There are four different classification algorithms verified by the validation set. One from the following algorithms should be suitable for out-of-sample data, that is, without being overfitted. Because my interest is to ensure that a number of false positives is low, the Support Vector Machine is more suitable.

Climate Denial Cross-Validation

The Support Vector Machine algorithm shows the result verified by testing set that is also known as out-of-sample data. This cross-validation only occurs one time. Even though the accuracy is better than in-sample data, the specificity worsens by few percentage differences. Yet, since the sensitivity is essential, this result is satisfied.

Climate Denial with Sentiment Analysis

The detection system is proved solidly to classify every text in the Twitter dataset. When the detection system completes its task, this dataset is imported to Spark and this computer-clustering framework composes the dataset by joining this dataset to sentiment scoring dataset with Twitter and User datasets using SQL. This plot can be seen below composed by this Spark dataset.

Plot

Discussion

Sentiment Analysis Evaluation

Even though the sentiment analysis approach particularly performs well, this approach remains concerning.

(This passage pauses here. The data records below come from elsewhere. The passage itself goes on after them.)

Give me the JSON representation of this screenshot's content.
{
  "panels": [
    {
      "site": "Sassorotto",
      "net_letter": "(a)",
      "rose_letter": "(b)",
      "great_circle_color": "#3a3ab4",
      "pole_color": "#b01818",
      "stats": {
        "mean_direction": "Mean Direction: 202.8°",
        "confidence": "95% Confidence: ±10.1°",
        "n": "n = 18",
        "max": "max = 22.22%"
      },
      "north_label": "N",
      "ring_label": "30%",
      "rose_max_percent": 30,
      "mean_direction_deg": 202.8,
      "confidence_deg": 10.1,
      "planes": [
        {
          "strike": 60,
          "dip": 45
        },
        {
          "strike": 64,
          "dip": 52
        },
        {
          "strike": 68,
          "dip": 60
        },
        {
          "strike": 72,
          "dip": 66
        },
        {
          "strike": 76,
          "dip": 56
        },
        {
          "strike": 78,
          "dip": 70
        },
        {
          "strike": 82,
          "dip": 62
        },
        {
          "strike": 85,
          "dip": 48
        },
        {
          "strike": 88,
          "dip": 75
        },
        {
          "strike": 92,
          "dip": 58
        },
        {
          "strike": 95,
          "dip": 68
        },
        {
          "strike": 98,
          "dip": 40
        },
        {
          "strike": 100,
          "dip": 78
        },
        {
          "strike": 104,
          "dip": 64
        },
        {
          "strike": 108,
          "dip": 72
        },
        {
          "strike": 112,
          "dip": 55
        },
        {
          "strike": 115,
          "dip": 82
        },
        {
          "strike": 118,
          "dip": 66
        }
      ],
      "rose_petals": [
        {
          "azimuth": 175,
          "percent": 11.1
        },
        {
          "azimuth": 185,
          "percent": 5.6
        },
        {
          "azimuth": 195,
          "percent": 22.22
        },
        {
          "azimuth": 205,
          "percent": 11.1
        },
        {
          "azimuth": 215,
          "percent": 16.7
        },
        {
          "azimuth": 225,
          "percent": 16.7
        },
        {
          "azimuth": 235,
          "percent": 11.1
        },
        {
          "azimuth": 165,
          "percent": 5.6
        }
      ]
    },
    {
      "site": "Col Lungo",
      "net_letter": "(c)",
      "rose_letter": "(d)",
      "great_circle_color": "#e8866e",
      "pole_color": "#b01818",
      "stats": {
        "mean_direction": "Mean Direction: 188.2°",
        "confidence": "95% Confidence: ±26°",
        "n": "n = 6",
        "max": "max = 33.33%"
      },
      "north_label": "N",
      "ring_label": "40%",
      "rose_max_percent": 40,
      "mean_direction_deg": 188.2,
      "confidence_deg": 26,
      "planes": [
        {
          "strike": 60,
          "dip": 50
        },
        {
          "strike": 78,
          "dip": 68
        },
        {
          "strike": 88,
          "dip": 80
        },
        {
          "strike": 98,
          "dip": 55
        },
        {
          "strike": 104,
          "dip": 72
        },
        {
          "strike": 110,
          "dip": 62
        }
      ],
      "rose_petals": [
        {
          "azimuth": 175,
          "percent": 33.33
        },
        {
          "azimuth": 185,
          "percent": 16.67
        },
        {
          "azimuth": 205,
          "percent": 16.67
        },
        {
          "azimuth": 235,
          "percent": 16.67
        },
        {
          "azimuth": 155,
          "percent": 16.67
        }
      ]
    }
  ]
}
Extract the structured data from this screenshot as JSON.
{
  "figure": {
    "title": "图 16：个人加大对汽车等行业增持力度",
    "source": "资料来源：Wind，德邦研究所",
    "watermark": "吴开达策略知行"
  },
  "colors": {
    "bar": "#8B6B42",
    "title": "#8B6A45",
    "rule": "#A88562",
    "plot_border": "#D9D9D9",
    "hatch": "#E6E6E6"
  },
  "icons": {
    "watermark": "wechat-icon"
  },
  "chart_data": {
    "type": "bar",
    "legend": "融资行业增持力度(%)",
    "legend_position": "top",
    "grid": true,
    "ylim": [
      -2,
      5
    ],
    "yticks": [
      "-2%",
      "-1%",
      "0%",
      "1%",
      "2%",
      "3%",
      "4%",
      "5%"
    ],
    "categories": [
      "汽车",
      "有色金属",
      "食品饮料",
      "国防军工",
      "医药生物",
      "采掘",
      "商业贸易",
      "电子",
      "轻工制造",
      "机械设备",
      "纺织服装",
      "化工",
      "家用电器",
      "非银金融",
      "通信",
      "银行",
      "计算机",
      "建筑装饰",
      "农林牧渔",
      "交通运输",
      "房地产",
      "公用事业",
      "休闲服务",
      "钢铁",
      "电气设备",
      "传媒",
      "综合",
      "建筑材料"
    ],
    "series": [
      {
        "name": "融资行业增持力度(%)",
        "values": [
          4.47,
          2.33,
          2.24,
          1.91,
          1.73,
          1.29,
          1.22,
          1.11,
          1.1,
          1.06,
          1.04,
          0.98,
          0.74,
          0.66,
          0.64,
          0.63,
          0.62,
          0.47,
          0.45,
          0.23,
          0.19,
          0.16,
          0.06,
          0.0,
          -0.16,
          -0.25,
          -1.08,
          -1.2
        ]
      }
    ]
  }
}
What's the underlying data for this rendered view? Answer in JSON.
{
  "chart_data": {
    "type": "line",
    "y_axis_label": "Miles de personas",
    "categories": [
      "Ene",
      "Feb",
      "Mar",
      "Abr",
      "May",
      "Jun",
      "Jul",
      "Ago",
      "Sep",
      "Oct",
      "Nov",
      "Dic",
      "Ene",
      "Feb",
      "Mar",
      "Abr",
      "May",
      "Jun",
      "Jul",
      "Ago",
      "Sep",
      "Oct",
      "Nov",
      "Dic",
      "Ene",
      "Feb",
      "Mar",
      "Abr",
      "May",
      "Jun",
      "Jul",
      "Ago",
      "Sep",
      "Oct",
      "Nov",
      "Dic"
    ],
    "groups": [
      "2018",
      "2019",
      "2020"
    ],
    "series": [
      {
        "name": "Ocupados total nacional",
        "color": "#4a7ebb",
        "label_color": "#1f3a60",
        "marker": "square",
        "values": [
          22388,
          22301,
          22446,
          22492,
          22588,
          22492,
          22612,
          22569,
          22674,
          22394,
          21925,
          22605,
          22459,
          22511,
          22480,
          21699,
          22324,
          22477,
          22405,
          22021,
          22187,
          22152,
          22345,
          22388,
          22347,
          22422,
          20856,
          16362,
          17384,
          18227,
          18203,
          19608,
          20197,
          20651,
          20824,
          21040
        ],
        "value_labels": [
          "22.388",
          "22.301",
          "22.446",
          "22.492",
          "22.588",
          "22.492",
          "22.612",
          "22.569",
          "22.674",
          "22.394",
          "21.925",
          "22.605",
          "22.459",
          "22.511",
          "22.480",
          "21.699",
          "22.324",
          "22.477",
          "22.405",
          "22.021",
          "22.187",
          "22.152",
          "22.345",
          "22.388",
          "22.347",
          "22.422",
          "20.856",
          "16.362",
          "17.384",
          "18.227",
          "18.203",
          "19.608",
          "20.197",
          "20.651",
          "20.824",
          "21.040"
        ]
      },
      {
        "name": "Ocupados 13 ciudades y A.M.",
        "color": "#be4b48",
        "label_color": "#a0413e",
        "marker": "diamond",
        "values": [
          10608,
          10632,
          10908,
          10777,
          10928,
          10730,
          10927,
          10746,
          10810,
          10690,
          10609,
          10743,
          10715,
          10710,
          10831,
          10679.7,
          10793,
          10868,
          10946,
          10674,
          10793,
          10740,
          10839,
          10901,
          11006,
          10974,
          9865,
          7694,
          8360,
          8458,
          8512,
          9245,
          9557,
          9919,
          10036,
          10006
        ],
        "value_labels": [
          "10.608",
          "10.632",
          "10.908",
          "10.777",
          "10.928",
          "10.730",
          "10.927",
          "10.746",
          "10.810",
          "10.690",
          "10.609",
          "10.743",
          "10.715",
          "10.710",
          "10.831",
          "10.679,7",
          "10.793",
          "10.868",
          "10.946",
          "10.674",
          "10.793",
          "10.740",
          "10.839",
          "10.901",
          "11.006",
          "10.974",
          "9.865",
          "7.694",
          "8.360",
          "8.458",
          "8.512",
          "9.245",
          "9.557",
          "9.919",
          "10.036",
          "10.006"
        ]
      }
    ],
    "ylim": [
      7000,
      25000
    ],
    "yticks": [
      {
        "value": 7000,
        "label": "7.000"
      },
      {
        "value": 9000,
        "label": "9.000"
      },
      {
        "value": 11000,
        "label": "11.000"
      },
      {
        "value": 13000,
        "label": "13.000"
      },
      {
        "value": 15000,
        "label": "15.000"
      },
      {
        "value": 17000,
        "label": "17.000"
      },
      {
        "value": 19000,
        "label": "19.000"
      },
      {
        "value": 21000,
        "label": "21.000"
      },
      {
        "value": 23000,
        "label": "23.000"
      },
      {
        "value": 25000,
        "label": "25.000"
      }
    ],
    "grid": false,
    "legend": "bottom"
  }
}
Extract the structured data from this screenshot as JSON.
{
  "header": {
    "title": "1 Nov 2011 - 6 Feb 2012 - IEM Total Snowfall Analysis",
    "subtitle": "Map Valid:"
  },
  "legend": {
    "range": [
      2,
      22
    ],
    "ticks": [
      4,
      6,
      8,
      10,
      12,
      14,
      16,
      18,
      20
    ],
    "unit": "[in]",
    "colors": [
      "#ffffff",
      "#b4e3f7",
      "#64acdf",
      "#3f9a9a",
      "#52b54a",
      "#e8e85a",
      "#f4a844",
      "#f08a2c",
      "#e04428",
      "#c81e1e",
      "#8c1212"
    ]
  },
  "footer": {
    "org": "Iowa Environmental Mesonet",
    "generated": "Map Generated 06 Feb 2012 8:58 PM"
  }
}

For the statistical inference, the sentiment result can be arbitrary. The point estimation often contains the amount of skeptics. The linkage can change depending on time and multivariate environment. One relevant variable could alter the connotation of that. To understand the truer connotation of every text may require to learn more about deep learning approach. This approach is more accurate when the size of dataset is large.

Detection System Evaluation

The out-of-sample data proves how well the classification algorithm is. The climate denial language some politicians use in their Twitter is assumed to have similar attributions that the ordinary people have toward climate change policies. This algorithm should not be that issue. However, this result classified by this algorithm should be taken in consideration due to the weak law of large number and Lindeberg-Levy Central Limit Theorem. When the number of tweets per politician grows larger, the algorithm becomes more consistent and, perhaps, its distribution turns into normality but if the assumption is that political condition is being static. For time being, this result has some errors.